The finished product was amazing. The blues and yellow dominate this colourful and bright piece. Diego gets great light on his bowl of fruit. The darkest part of the work is in the center with a progressively brightening halo expanding to the left side of the frame. His lines are soft but delineate the foreground subject from the cubist space from which it protrudes. It is kind of a reverse Vermeer effect.

My favourite part of this one is the referential fruit in the lower right. A pear a banana, maybe. Diego knew what our home needed that day. This bowl of fruit never stops feeding us.
                                                                                …..Christopher Voci

#Sinner or #Fisherman !!

A #surrealist example by DiegoVoci™ from the Brown #Family Collection in #Colorado, titled, “La dance des pecheurs”.

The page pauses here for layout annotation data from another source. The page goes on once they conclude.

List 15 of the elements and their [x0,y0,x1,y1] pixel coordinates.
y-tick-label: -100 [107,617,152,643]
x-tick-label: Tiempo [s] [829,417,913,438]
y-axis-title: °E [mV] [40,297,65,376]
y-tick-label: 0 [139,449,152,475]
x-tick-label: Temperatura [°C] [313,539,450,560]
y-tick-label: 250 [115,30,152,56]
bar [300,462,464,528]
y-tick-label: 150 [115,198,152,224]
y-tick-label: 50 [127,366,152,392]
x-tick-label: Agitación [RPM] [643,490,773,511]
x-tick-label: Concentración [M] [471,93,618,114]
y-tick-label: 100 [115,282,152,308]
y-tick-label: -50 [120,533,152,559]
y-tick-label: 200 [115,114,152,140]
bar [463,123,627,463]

14 La dance des pecheurs, 23 x 19 oil on canvas, ca. late 60's
La Danse des Pecheurs, oil on canvas, 32″ x 23″ signed “Diego”

The word “pecheurs” has several meanings. “Pécheur” means “Sinner” and  “Pêcheur” can mean “Fisherman”.  “Danse des Pêcheurs” means “Fisherman Dance”.

To see more Google “Diego Voci” and click “images”, also see videos on YouTube.

AC P of W #59 4/9/2012

YOU AND I ARE #DIEGO VOCI’S #ACTORS ON HIS #STAGE

The world and all its’ people were players on DIEGO Voci’s stage. 

What’s your interpretation of DIEGO’s “Mural” at the Voci Family Home?
Helga Voci Mural

DIEGO’s living spirit is contained in framed canvases and muraled on interior walls.

A large wall mural painted by #DIEGO still lives today at the original VOCI Family (pronounced VOH-chee) home, near Wiesbaden (Germany) where DIEGO’s widow, Helga Voci, lives today and where DIEGO lived and painted until his death on December 10, 1985.

The stories that live in DIEGO’s mind were expressed through his works of art.  What stories do you recall of DIEGO? Please email your stories to diegovociproject@gmail.com. 

You may not know when DIEGO saw you, but be sure in his mind, you were auditioning for some future performance DIEGO would direct with his magical brush on canvas.